A police officer stands in front of a place of worship of the Ahmadi minority community, in Karachi, Pakistan, April 18, 2025.
Credit: Reuters Photo
Lahore: There has been an alarming rise in violence against religious minorities during the last year apart from forced conversions and underage marriages of Hindu and Christian girls, Pakistan's top human rights body has said.
'Streets of Fear: Freedom of Religion or Belief in 2024/25,' a report by the Human Rights Commission of Pakistan (HRCP) released here on Tuesday documents a “deeply troubling year” for religious freedom and minority rights” referring to the Ahmadis, Hindus and Christians in the country.
“There has been an alarming rise in violence against religious minorities, including targeted killings of the Ahmadis and the demolition of their protected places of worship,” the report said.
There has been persistent forced conversions and underage marriages of Hindu and Christian girls in Punjab and Sindh province exposing the systematic failure to enforce child marriage restraint laws, the HRCP said.
The HRCP said that there has been a trend of mob lynching of those especially minority members accused of blasphemy. “Now the most chilling account is that of extra-judicial killing of minority members accused of blasphemy,” it said.
Two individuals accused of blasphemy were extra-judicially killed by police while seeking protection from hostile mobs, it said and added that such incidents underscore the urgent need for reform within law enforcement and accountability mechanisms.
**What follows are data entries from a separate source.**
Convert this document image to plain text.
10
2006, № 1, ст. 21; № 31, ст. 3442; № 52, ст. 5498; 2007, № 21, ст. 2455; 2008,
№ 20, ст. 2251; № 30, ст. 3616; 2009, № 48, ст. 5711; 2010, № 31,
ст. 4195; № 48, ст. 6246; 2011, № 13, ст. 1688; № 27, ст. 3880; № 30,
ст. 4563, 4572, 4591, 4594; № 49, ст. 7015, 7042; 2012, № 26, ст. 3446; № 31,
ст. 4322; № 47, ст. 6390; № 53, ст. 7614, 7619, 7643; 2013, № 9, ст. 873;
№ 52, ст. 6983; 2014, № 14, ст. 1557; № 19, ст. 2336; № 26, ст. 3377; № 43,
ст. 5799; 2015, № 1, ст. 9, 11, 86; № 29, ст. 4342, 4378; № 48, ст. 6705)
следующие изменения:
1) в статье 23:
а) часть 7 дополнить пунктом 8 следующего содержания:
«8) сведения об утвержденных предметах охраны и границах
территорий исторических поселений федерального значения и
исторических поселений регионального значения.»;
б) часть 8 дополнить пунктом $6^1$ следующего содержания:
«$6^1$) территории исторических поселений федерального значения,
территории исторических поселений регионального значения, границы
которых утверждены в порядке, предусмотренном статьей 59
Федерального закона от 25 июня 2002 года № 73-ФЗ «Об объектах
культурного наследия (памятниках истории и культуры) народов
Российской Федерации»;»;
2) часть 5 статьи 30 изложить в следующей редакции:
The report also pointed out the rise in hate speech ranging from threats against the chief justice of the Supreme Court to public vilification of elected representatives. This is because of shrinking civic space and emboldened extremist elements, the report added.
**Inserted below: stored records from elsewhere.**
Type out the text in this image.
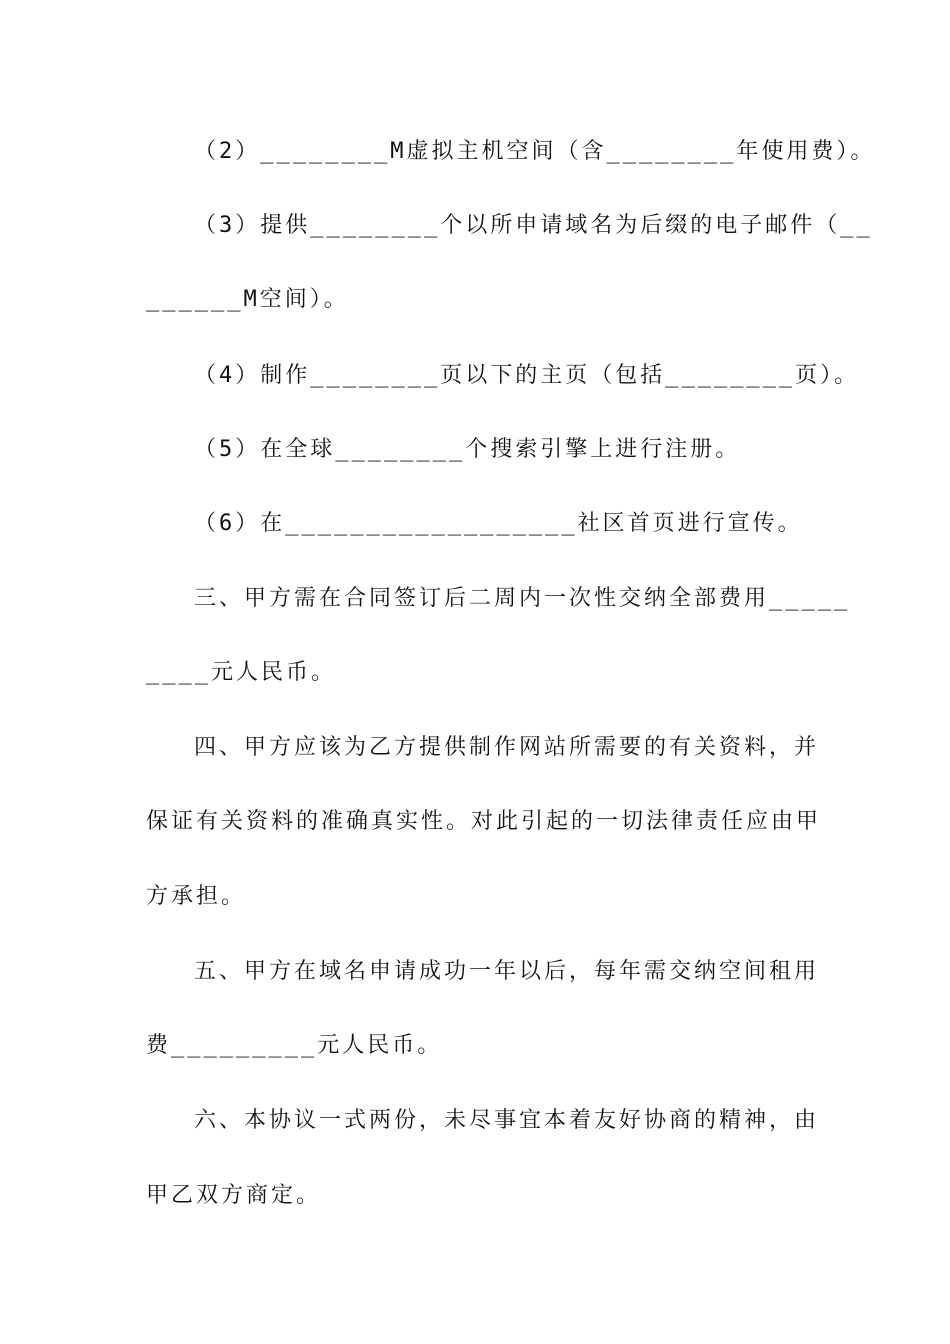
（2）________M虚拟主机空间（含________年使用费）。
（3）提供________个以所申请域名为后缀的电子邮件（__
______M空间）。
（4）制作________页以下的主页（包括________页）。
（5）在全球________个搜索引擎上进行注册。
（6）在__________________社区首页进行宣传。
三、甲方需在合同签订后二周内一次性交纳全部费用_____
____元人民币。
四、甲方应该为乙方提供制作网站所需要的有关资料，并
保证有关资料的准确真实性。对此引起的一切法律责任应由甲
方承担。
五、甲方在域名申请成功一年以后，每年需交纳空间租用
费_________元人民币。
六、本协议一式两份，未尽事宜本着友好协商的精神，由
甲乙双方商定。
It said it is shocking to see the increasing tilt of the bar associations towards positions aligned with extremist religious extremist groups. “This trend undermines the independence of the legal profession,” the report said even as it documented allegations of collusion by the state institutions in cases where several hundred young men and women were entrapped in accusations of blasphemy and extorted. “This is one of the most alarming trends.”
The report asked the Pakistan government to establish an inquiry commission based on the findings of the National Commission for Human Rights with respect to entrapment in allegations of blasphemy.
“The authorities should also monitor those seminaries that are frequently involved in the conversion of underage girls,” it recommended.
The report further said that law enforcement forces also need to be better equipped to protect individuals from mob violence, with vital police training in intelligence gathering, crowd management, reading early signals of riots, and community policing.
“Swift action should be taken against those who instigate such mobs. The government must urgently establish an independent statutory national commission dedicated to the rights of minorities, ensuring equal representation for all religious communities,” the HRCP report demanded.